Angst vor Altersarmut: Postbank Studie zur Altersvorsorge in Deutschland

Seit 2003 führt die Postbank mithilfe des Institutes für Demoskopie Allensbach die Studie „Altersvorsorge in Deutschland“ durch. Selten hat sich die schlechte Stimmung an den Märkten so sehr auf die Bereitschaft der Bundesbürger niedergeschlagen, ein paar Euro auf die hohe Kante zu legen, wie in diesem Jahr. Hinzu kommt ein zweiter Aspekt, der 2011 immer öfter diskutiert wurde und sich zu einem Dauerthema entwickeln könnte: die Altersarmut.

Mittlerweile hat jeder fünfte Berufstätige ab 50 Jahren Zweifel daran, den Lebensunterhalt später aus eigenen Mitteln bestreiten zu können. Das ist der höchste Wert, der je von der Postbank ermittelt wurde. Auf der anderen Seite lassen aber auch die Ausgaben und die Bereitschaft für die private Altersvorsorge merklich nach. In der Pressemitteilung des Unternehmens heißt es dazu: „Nur rund die Hälfte der jungen Berufstätigen unter 30 Jahren plant noch einen Ausbau der privaten Altersvorsorge.“ Gleichzeitig sackte der monatliche Betrag, der für den Ruhestand angelegt wird, um sechs Prozent auf 188 Euro nach unten. Wenn investiert wird, dann inzwischen am liebsten in Gold – das als sehr sicher bewertet wird – oder das Eigenheim. Die Riester-Rente und der Wohn-Riester sind diesbezüglich deutlich abgeschlagen.

Dr. Michael Meyer, Retailvorstand der Postbank fordert angesichts der Ergebnisse, dass die Angebote zur privaten Altersvorsorge stärker motivieren müssen. Würde die staatliche Förderung vorgezogen, zum Beispiel über eine „attraktive Sofortprämie bei Riester-Produkten gleich zu Beginn der Vertragslaufzeit“, könnten dadurch verstärkt Anreize gesetzt werden.
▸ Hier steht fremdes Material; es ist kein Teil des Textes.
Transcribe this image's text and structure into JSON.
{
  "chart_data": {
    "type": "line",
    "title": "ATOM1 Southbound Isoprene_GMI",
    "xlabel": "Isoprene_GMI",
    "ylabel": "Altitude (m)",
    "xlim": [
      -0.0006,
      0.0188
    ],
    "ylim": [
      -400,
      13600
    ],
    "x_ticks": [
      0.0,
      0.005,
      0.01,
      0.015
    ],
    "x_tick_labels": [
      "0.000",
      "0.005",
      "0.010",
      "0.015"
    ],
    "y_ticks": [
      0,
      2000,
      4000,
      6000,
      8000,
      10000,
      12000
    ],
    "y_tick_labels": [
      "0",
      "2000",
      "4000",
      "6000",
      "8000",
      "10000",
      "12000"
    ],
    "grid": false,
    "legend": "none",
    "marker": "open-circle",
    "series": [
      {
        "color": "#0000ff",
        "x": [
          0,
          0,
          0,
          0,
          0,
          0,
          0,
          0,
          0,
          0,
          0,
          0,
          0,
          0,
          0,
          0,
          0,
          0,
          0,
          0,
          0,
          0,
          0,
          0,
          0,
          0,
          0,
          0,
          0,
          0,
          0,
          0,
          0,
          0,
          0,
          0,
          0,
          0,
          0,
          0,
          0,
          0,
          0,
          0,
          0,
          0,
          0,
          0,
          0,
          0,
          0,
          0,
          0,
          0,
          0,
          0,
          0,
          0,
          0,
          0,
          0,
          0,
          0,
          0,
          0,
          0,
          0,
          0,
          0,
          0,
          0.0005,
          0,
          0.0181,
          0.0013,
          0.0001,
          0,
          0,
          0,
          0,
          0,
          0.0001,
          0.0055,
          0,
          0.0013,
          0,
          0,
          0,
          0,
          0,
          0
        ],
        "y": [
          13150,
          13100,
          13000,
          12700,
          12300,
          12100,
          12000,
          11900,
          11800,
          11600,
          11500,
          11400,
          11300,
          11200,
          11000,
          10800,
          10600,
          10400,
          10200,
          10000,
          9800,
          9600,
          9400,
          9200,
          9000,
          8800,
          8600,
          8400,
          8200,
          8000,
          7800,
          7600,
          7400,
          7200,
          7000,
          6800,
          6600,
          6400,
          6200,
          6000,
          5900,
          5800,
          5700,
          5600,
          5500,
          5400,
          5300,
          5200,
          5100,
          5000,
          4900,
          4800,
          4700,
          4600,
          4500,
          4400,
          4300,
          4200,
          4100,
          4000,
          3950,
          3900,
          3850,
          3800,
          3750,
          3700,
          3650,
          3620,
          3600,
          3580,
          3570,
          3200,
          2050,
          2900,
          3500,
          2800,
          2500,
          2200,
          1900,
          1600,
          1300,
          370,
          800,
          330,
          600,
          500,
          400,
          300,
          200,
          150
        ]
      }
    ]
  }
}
Damit hofft Dr. Meyer vor allem berufstätige Frauen mit niedrigem Einkommen anzusprechen, die bislang noch zu wenig für das Alter vorsorgen. Des Weiteren wünscht sich der Postbankvorstand eine Ausweitung der betrieblichen Altersvorsorge und eine bessere Umsetzung der positiven Stimmung in puncto Immobilienerwerb. Dazu sei eine einfachere und „schneller fühlbare Förderung“ als beim Wohn-Riester nötig.